I passed the 4:30 headlamp group just at the ridge, and asked about their attempt. Sadly, their ridiculously early start had led to them being turned around by the cold shortly below the summit. Cold can be just as difficult and dangerous as softening snow, and navigating a crevassed ridge by headlamp is slow and error-prone. I was somewhat regretting my own “early” start, wiggling my toes in my boots as I continued up the shadowed ridge.
I began passing descending guided groups near where I had stopped the day before. The route above was not difficult now, but the knee-deep trench on some steep sections testified to heroic trail-breaking work by the earlier parties. I finally reached the sun at a plateau just below the summit, and stopped out of the wind to eat a bit and warm my feet. The final route to the summit headed to the right around the summit mushroom, then up its somewhat steep side. I put on all my clothes and waited in a sunny and sheltered spot, talking to a climber from Tenerife while a group of “too many” on a rope slowly downclimbed this final slope.

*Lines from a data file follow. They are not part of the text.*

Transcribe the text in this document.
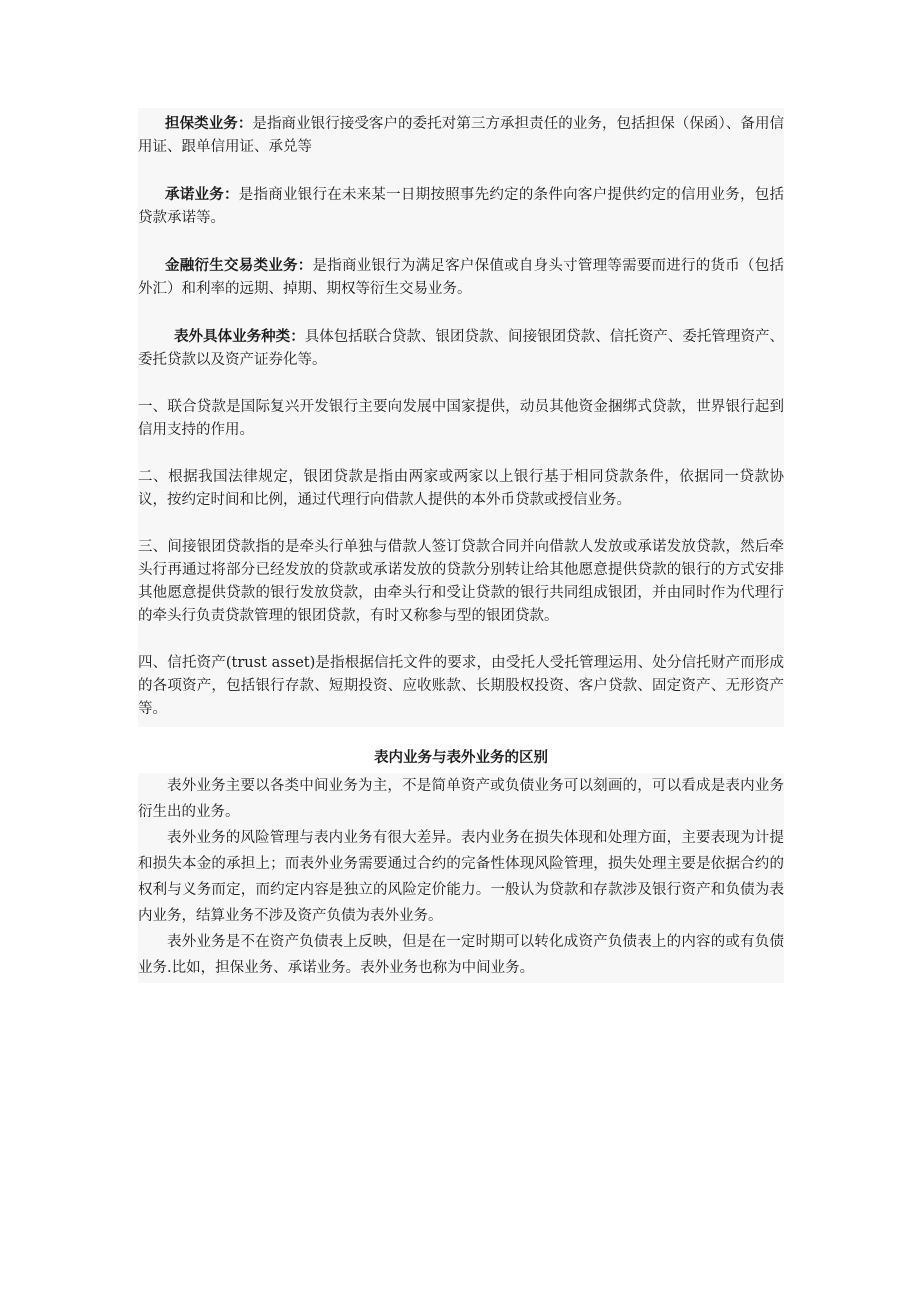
担保类业务：是指商业银行接受客户的委托对第三方承担责任的业务，包括担保（保函）、备用信用证、跟单信用证、承兑等

承诺业务：是指商业银行在未来某一日期按照事先约定的条件向客户提供约定的信用业务，包括贷款承诺等。

金融衍生交易类业务：是指商业银行为满足客户保值或自身头寸管理等需要而进行的货币（包括外汇）和利率的远期、掉期、期权等衍生交易业务。

表外具体业务种类：具体包括联合贷款、银团贷款、间接银团贷款、信托资产、委托管理资产、委托贷款以及资产证券化等。

一、联合贷款是国际复兴开发银行主要向发展中国家提供，动员其他资金捆绑式贷款，世界银行起到信用支持的作用。

二、根据我国法律规定，银团贷款是指由两家或两家以上银行基于相同贷款条件，依据同一贷款协议，按约定时间和比例，通过代理行向借款人提供的本外币贷款或授信业务。

三、间接银团贷款指的是牵头行单独与借款人签订贷款合同并向借款人发放或承诺发放贷款，然后牵头行再通过将部分已经发放的贷款或承诺发放的贷款分别转让给其他愿意提供贷款的银行的方式安排其他愿意提供贷款的银行发放贷款，由牵头行和受让贷款的银行共同组成银团，并由同时作为代理行的牵头行负责贷款管理的银团贷款，有时又称参与型的银团贷款。

四、信托资产(trust asset)是指根据信托文件的要求，由受托人受托管理运用、处分信托财产而形成的各项资产，包括银行存款、短期投资、应收账款、长期股权投资、客户贷款、固定资产、无形资产等。

表内业务与表外业务的区别

表外业务主要以各类中间业务为主，不是简单资产或负债业务可以刻画的，可以看成是表内业务衍生出的业务。

表外业务的风险管理与表内业务有很大差异。表内业务在损失体现和处理方面，主要表现为计提和损失本金的承担上；而表外业务需要通过合约的完备性体现风险管理，损失处理主要是依据合约的权利与义务而定，而约定内容是独立的风险定价能力。一般认为贷款和存款涉及银行资产和负债为表内业务，结算业务不涉及资产负债为表外业务。

表外业务是不在资产负债表上反映，但是在一定时期可以转化成资产负债表上的内容的或有负债业务.比如，担保业务、承诺业务。表外业务也称为中间业务。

When the route finally cleared, I stepped into the wind and dashed for the summit, reaching it in 3h45 from camp, about as expected. The views were spectacular, but it was bitterly cold in the wind, so I spent only about a minute on top before scurrying back down to shelter. I worked my way through the groups on my way down, passing them to one side or waiting as they belayed from a picket above a crevasse where there was only one safe path. One of the guides congratulated me on my climb, and I thanked him for his effort plowing the route.

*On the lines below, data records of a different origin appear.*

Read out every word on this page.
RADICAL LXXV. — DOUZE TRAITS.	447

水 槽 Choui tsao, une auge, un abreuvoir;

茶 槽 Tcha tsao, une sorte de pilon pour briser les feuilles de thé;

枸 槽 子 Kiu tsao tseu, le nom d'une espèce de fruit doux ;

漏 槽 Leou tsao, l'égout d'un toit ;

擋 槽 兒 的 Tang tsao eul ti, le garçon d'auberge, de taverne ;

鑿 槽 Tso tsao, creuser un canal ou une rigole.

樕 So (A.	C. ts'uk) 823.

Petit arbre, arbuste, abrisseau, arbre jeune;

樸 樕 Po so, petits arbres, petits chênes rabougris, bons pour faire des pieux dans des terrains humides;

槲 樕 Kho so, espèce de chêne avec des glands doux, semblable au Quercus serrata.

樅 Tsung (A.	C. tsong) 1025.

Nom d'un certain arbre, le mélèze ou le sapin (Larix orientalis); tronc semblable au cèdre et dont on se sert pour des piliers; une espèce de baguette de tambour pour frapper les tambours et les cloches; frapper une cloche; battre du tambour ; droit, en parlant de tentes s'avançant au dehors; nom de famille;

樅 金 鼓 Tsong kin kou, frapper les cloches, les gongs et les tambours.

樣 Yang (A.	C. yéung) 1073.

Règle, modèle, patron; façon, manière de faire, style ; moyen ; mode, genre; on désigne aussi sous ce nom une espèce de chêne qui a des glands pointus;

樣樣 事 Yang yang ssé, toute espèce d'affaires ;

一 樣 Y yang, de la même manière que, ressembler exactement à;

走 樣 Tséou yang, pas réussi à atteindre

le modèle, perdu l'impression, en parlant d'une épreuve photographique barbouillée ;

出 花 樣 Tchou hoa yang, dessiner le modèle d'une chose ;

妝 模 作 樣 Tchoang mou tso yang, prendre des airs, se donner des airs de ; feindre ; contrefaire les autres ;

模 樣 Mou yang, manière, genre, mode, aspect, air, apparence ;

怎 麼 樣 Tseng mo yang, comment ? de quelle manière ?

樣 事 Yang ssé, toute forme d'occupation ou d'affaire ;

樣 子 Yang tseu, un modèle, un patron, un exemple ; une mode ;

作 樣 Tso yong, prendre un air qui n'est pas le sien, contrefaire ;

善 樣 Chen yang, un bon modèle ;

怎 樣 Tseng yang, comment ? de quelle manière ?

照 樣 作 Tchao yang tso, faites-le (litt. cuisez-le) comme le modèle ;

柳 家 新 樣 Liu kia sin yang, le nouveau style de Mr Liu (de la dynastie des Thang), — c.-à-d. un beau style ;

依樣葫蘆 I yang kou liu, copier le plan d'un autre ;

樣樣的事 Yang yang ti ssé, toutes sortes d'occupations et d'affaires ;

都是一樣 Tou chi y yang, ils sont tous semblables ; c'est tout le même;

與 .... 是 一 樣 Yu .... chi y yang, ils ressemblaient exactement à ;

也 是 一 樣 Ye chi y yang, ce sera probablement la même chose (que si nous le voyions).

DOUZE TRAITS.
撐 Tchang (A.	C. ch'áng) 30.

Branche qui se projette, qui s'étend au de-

I stopped to talk to the trekking guide at glacier camp, and again to the early headlamp team, who turned out to be from New Mexico and Colorado. I talked to one of the camp cooks a bit, then had lunch and packed up camp as the others trickled in. I talked some more with the American team as their cook and porters took care of them. It looked comfortable, and was probably not expensive, but I would feel uncomfortable having “mountain servants.” I did not hesitate, though, when the cook offered me a bowl of soup, then chicken and rice.
On my way down, I passed more porters carrying burlap sacks and other people’s technical gear to the non-burro-accessible camp, and a slightly larger number of climbers. I also saw my second woman in two and a half days on the mountain, out of fifty or more people total. While this ratio was more extreme than usual, it highlighted the fact that mountaineering is an overwhelmingly (white) male sport, with “the help” in this case being poor brown people.
I talked briefly to the trekking guide again at the road, waiting for a collectivo to take him back to town and to work the next day, then started hiking up the switchbacked road toward the insane Llanganuco Pass. I might have paid 25 Soles for a ride if offered, but there were no cars headed uphill in the afternoon. I grimly counted out the well-marked kilometers, occasionally trying to shortcut a switchback to save time. I finally reached a Huascaran Park sign at the highest switchback, and found a well-established and apparently recent stock trail contouring around the hillside toward Yanapaccha. I had been up and hiking for most of twelve hours and climbed over 6500 vertical feet by the time I finally reached my next base camp, glad that the next day’s short climb would be the last on this miniature “expedition.”